Banques multilatérales de développement, grandes ONG conservationnistes, consultants, lobbyistes et experts en tout genre, fonds d’investissement et gestionnaires d’actifs, les « carbon cowboys », ces missionnaires d’un genre nouveau, se succédèrent à l’estrade pour prêcher la bonne parole climatique au parterre de chefs d’États et de dignitaires africains réuni pour l’occasion.

Le One Forest Summit est le dernier né d’une série de sommets environnementaux internationaux – One Planet Summit (2017, 2018, 2019), One Planet Summit for Biodiversity (2021) et One Ocean Summit (2022) – organisés et portés par la France depuis la fin 2017. Lancées l’année de l’élection d’Emmanuel Macron, ces grands-messes annuelles sont indissociables de l’actuel locataire de l’Élysée. À grand renfort de slogans accrocheurs (« Make our planet great again »), de selfies avec Arnold Schwarzenegger, et de vidéos Instagram en anglais, elles participent non seulement à promouvoir l’image et les intérêts économiques et géostratégiques de la France mais aussi à dépeindre le Président français, à l’origine peu concerné par l’enjeu climatique, en « champion de la Terre » (titre qui lui sera d’ailleurs décerné par le Programme des Nations unies pour l’environnement en 2018).

Plus largement, ces sommets s’inscrivent dans le régime de gouvernance climatique incantatoire né de l’Accord de Paris où, et à défaut de mesures contraignantes, la production de « signaux » et de « momentum », les « appels à l’action » et les « engagements volontaires » constituent désormais l’alpha et l’oméga de « l’action climatique ».

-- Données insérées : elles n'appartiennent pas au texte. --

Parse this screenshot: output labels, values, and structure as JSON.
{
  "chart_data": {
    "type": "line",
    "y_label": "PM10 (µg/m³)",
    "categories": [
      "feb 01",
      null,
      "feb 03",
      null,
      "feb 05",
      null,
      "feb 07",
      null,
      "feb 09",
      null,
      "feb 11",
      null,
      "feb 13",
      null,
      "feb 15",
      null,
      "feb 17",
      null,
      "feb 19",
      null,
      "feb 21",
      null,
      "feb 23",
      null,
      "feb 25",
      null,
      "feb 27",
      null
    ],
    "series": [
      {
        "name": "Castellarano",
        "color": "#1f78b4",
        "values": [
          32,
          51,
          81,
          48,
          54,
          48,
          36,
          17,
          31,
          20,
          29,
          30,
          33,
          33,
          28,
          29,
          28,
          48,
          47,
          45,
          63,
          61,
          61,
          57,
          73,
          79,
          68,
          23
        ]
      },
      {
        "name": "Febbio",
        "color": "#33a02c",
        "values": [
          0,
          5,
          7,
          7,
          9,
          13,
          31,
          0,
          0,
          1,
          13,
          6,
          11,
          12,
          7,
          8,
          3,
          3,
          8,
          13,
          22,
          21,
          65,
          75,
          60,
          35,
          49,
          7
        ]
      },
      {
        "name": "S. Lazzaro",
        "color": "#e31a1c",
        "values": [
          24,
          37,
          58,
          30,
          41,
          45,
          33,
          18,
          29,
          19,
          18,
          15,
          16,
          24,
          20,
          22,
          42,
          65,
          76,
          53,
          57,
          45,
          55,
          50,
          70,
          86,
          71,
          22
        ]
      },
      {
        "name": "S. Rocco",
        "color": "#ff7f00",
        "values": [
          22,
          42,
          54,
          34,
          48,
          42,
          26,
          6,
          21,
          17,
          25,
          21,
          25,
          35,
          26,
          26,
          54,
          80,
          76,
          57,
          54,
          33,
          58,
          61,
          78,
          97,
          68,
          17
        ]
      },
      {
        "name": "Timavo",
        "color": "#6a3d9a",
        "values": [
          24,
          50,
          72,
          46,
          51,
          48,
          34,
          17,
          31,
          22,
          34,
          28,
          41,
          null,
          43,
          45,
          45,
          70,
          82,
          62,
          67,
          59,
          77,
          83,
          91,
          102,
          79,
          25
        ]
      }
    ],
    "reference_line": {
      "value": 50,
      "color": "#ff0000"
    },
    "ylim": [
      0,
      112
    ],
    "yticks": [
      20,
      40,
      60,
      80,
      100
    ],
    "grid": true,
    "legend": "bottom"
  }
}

Capitalisme vert et écologie spectacle

Le One Planet Summit, c’est le summum de l’écologie spectacle ; une écologie de la mise en récit, de la théâtralité et de la performance où les élites politiques, culturelles et économiques jouent les premiers rôles. C’est une écologie où l’orchestration s’articule à des « solutions » bien spécifiques : capitalisme vert à base de marchandisation de la nature, de crédits carbone et crédits biodiversité, de technosolutionnisme, de partenariats public privé (PPP), de crédits d’impôts et de prêts garantis à destination de grandes entreprises (au détriment de politiques redistributives ou interventionnistes). En s’affichant aux côtés d’autres chefs d’États, de milliardaires philanthropes, de stars du show-business, de responsables de grandes ONG vertes et think-tanks, d’experts en tout genre, d’entrepreneurs de la tech, ou de hauts fonctionnaires onusiens, Emmanuel Macron se paye une légitimité climatique sur la scène internationale, tout en accentuant un peu plus l’idée que les élites sont les principaux moteurs de la transition bas carbone et que leurs solutions sont les plus réalistes face à l’ampleur et l’urgence de la crise.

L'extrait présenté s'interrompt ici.